Trump Administrations Bodes Well for Infrastructure
The Trump administration has been very clear during its first couple of weeks in power that infrastructure development and spending will be a main focus area for the next four years. This rhetoric has been backed up by concrete actions that have driven much of the recent outperformance relative to the broader market. During January Trump signed 2 executive orders regarding two of the most controversial and well-known pipeline projects, the Keystone XL pipeline and the Dakota Access pipeline (DAPL). Despite the orders not being able to single-handedly push the projects forward, they did send a clear and strong message to the market. We expect the Trump administration to continue to be a positive catalyst for energy infrastructure companies, especially those with large organic build projects.
Crude Prices Find More Stable Footing
It is no secret that most, if not all, MLPs/midstream companies were affected by crude prices throughout 2016, even though some of these companies do not even handle crude oil. The correlation in 2017 remains elevated, but the crude price volatility experienced during the first half of 2016 has largely abated – it appears that crude prices have found a new equilibrium in the $50 - $55 / barrel range. The correlation during January 2017 was 0.54, a welcome decrease relative to the 2016 annual correlation of 0.64. Despite the decrease in correlation we expect for crude oil prices to continue to have an impact on the equity performance of MLPs/midstream companies during 2017.
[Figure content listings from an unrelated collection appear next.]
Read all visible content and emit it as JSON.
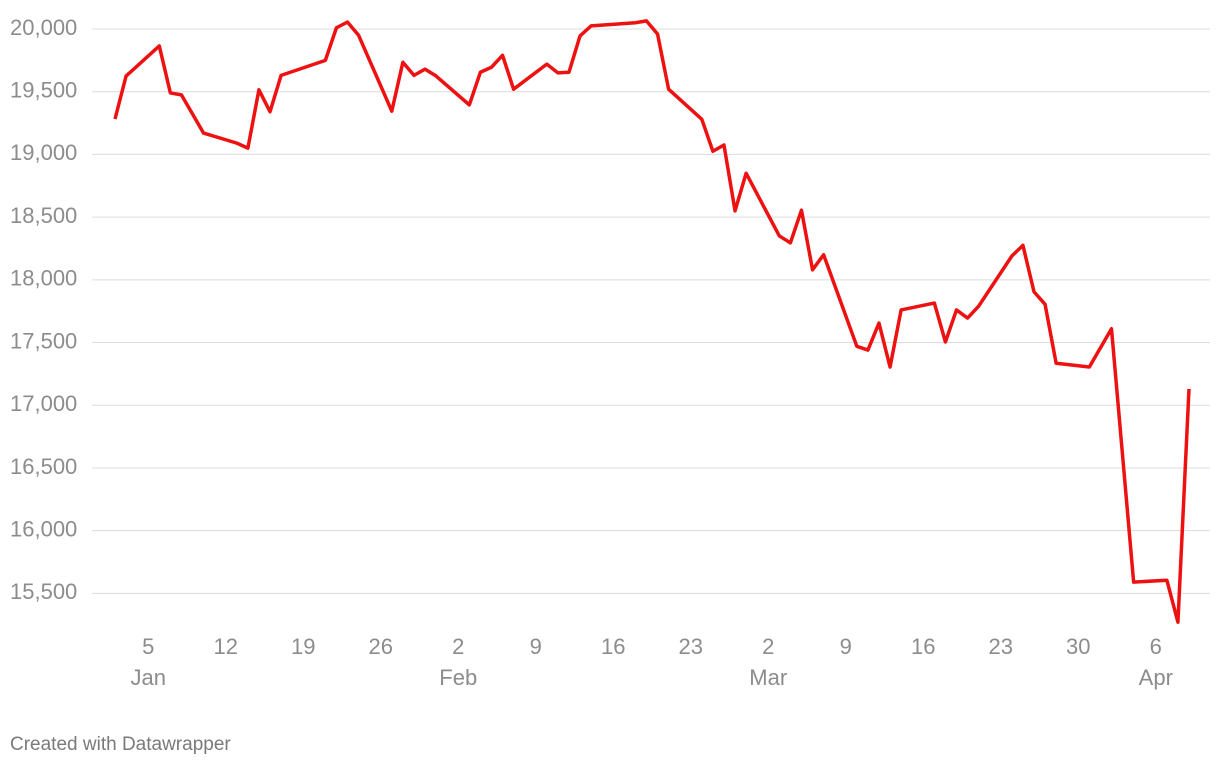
{
  "chart_data": {
    "type": "line",
    "x": [
      "01-02",
      "01-03",
      "01-06",
      "01-07",
      "01-08",
      "01-10",
      "01-13",
      "01-14",
      "01-15",
      "01-16",
      "01-17",
      "01-21",
      "01-22",
      "01-23",
      "01-24",
      "01-27",
      "01-28",
      "01-29",
      "01-30",
      "01-31",
      "02-03",
      "02-04",
      "02-05",
      "02-06",
      "02-07",
      "02-10",
      "02-11",
      "02-12",
      "02-13",
      "02-14",
      "02-18",
      "02-19",
      "02-20",
      "02-21",
      "02-24",
      "02-25",
      "02-26",
      "02-27",
      "02-28",
      "03-03",
      "03-04",
      "03-05",
      "03-06",
      "03-07",
      "03-10",
      "03-11",
      "03-12",
      "03-13",
      "03-14",
      "03-17",
      "03-18",
      "03-19",
      "03-20",
      "03-21",
      "03-24",
      "03-25",
      "03-26",
      "03-27",
      "03-28",
      "03-31",
      "04-02",
      "04-04",
      "04-07",
      "04-08",
      "04-09"
    ],
    "series": [
      {
        "color": "#ee1111",
        "values": [
          19282,
          19625,
          19865,
          19490,
          19475,
          19170,
          19090,
          19050,
          19515,
          19340,
          19630,
          19750,
          20010,
          20055,
          19950,
          19345,
          19735,
          19630,
          19680,
          19625,
          19395,
          19655,
          19695,
          19790,
          19520,
          19720,
          19650,
          19655,
          19945,
          20025,
          20050,
          20065,
          19960,
          19520,
          19280,
          19025,
          19075,
          18550,
          18850,
          18350,
          18295,
          18555,
          18080,
          18200,
          17470,
          17440,
          17655,
          17305,
          17760,
          17815,
          17505,
          17760,
          17695,
          17790,
          18190,
          18275,
          17905,
          17805,
          17335,
          17305,
          17610,
          15590,
          15605,
          15270,
          17130
        ]
      }
    ],
    "xlim": [
      "01-02",
      "04-09"
    ],
    "xticks": [
      {
        "value": "01-05",
        "label": "5"
      },
      {
        "value": "01-12",
        "label": "12"
      },
      {
        "value": "01-19",
        "label": "19"
      },
      {
        "value": "01-26",
        "label": "26"
      },
      {
        "value": "02-02",
        "label": "2"
      },
      {
        "value": "02-09",
        "label": "9"
      },
      {
        "value": "02-16",
        "label": "16"
      },
      {
        "value": "02-23",
        "label": "23"
      },
      {
        "value": "03-02",
        "label": "2"
      },
      {
        "value": "03-09",
        "label": "9"
      },
      {
        "value": "03-16",
        "label": "16"
      },
      {
        "value": "03-23",
        "label": "23"
      },
      {
        "value": "03-30",
        "label": "30"
      },
      {
        "value": "04-06",
        "label": "6"
      }
    ],
    "xtick_months": [
      {
        "value": "01-05",
        "label": "Jan"
      },
      {
        "value": "02-02",
        "label": "Feb"
      },
      {
        "value": "03-02",
        "label": "Mar"
      },
      {
        "value": "04-06",
        "label": "Apr"
      }
    ],
    "ylim": [
      15200,
      20000
    ],
    "yticks": [
      {
        "value": 15500,
        "label": "15,500"
      },
      {
        "value": 16000,
        "label": "16,000"
      },
      {
        "value": 16500,
        "label": "16,500"
      },
      {
        "value": 17000,
        "label": "17,000"
      },
      {
        "value": 17500,
        "label": "17,500"
      },
      {
        "value": 18000,
        "label": "18,000"
      },
      {
        "value": 18500,
        "label": "18,500"
      },
      {
        "value": 19000,
        "label": "19,000"
      },
      {
        "value": 19500,
        "label": "19,500"
      },
      {
        "value": 20000,
        "label": "20,000"
      }
    ],
    "grid": true,
    "credit": "Created with Datawrapper"
  }
}
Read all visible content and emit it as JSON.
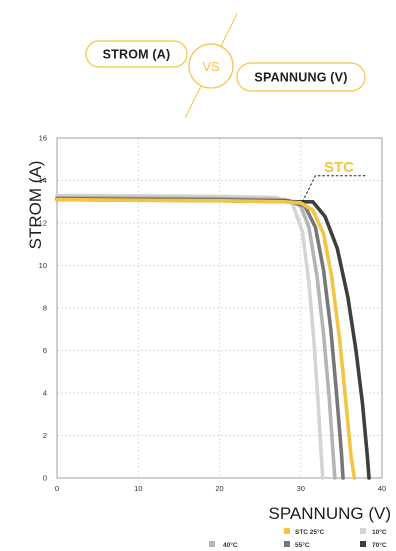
{
  "header": {
    "left_label": "STROM (A)",
    "vs_label": "VS",
    "right_label": "SPANNUNG (V)",
    "accent_color": "#f4c542"
  },
  "chart_data": {
    "type": "line",
    "xlabel": "SPANNUNG (V)",
    "ylabel": "STROM (A)",
    "xlim": [
      0,
      40
    ],
    "ylim": [
      0,
      16
    ],
    "x_ticks": [
      "0",
      "10",
      "20",
      "30",
      "40"
    ],
    "y_ticks": [
      "0",
      "2",
      "4",
      "6",
      "8",
      "10",
      "12",
      "14",
      "16"
    ],
    "grid": true,
    "legend_position": "bottom-right",
    "annotation": {
      "text": "STC",
      "point": [
        30.2,
        13.0
      ],
      "color": "#f4c542"
    },
    "series": [
      {
        "name": "STC 25°C",
        "color": "#f4c542",
        "points": [
          [
            0,
            13.1
          ],
          [
            10,
            13.07
          ],
          [
            20,
            13.05
          ],
          [
            28,
            13.0
          ],
          [
            30,
            12.95
          ],
          [
            31.5,
            12.6
          ],
          [
            32.8,
            11.5
          ],
          [
            33.8,
            9.5
          ],
          [
            34.8,
            6.5
          ],
          [
            35.5,
            3.8
          ],
          [
            36.2,
            1.0
          ],
          [
            36.6,
            0
          ]
        ]
      },
      {
        "name": "10°C",
        "color": "#d4d4d4",
        "points": [
          [
            0,
            13.3
          ],
          [
            10,
            13.28
          ],
          [
            20,
            13.25
          ],
          [
            27,
            13.2
          ],
          [
            29,
            12.9
          ],
          [
            30.2,
            11.6
          ],
          [
            31,
            9.2
          ],
          [
            31.6,
            6.5
          ],
          [
            32.1,
            3.8
          ],
          [
            32.5,
            1.2
          ],
          [
            32.7,
            0
          ]
        ]
      },
      {
        "name": "40°C",
        "color": "#b4b4b4",
        "points": [
          [
            0,
            13.2
          ],
          [
            10,
            13.18
          ],
          [
            20,
            13.15
          ],
          [
            28,
            13.1
          ],
          [
            30,
            12.8
          ],
          [
            31,
            11.8
          ],
          [
            32,
            9.5
          ],
          [
            32.8,
            6.8
          ],
          [
            33.5,
            3.8
          ],
          [
            34,
            1.0
          ],
          [
            34.2,
            0
          ]
        ]
      },
      {
        "name": "55°C",
        "color": "#777777",
        "points": [
          [
            0,
            13.15
          ],
          [
            10,
            13.12
          ],
          [
            20,
            13.1
          ],
          [
            28.5,
            13.05
          ],
          [
            30.5,
            12.8
          ],
          [
            31.8,
            11.8
          ],
          [
            32.8,
            9.8
          ],
          [
            33.7,
            7.0
          ],
          [
            34.4,
            4.0
          ],
          [
            35,
            1.2
          ],
          [
            35.2,
            0
          ]
        ]
      },
      {
        "name": "70°C",
        "color": "#3e3e3e",
        "points": [
          [
            0,
            13.1
          ],
          [
            10,
            13.08
          ],
          [
            20,
            13.05
          ],
          [
            30,
            13.0
          ],
          [
            31.5,
            13.0
          ],
          [
            33,
            12.3
          ],
          [
            34.5,
            10.8
          ],
          [
            35.8,
            8.5
          ],
          [
            36.8,
            6.0
          ],
          [
            37.6,
            3.5
          ],
          [
            38.2,
            1.0
          ],
          [
            38.4,
            0
          ]
        ]
      }
    ]
  }
}
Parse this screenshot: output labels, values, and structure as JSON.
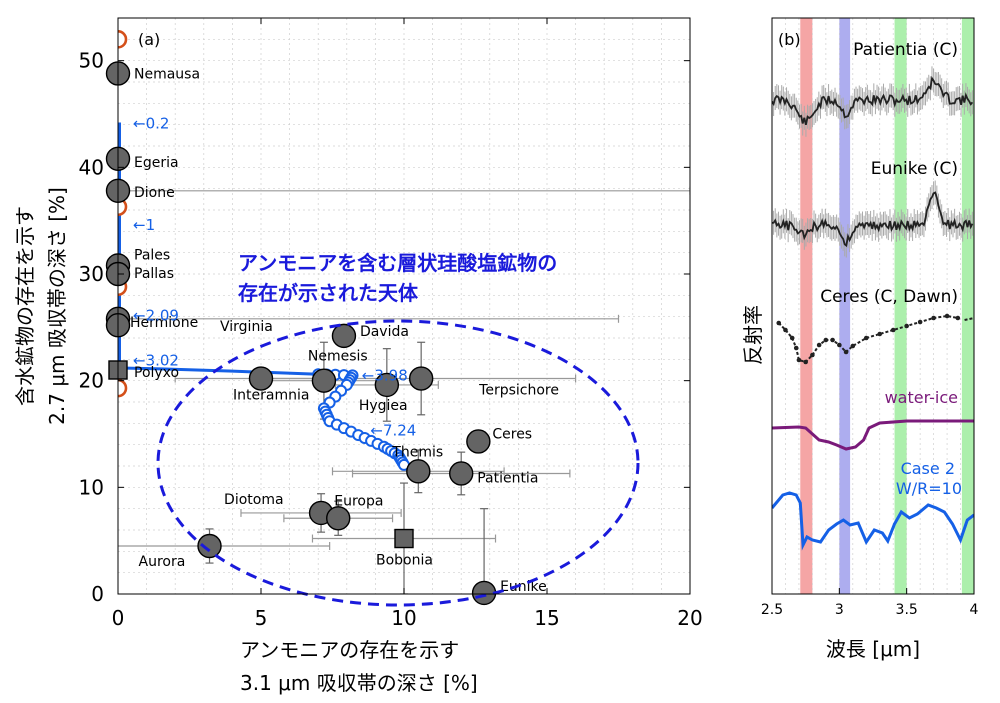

2017 Fund Flows Start Off Strong
Fund flows into MLP products had a very strong start to 2017, coming in at $1.01b for the month – the best fund flow month since May 2015. The ~$1.0 billion inflow seen this month compares to an average monthly inflow in 2016 of ~$550 million. This large monthly inflow is probably a combination of several factors including, but not limited to, reversal of tax-loss harvesting, improving investor sentiment, and the “Trump” effect. We would expect for retail investors to slowly start coming back into the space as most, if not all, corporate restructurings and distribution cuts are behind us and crude oil prices stabilize.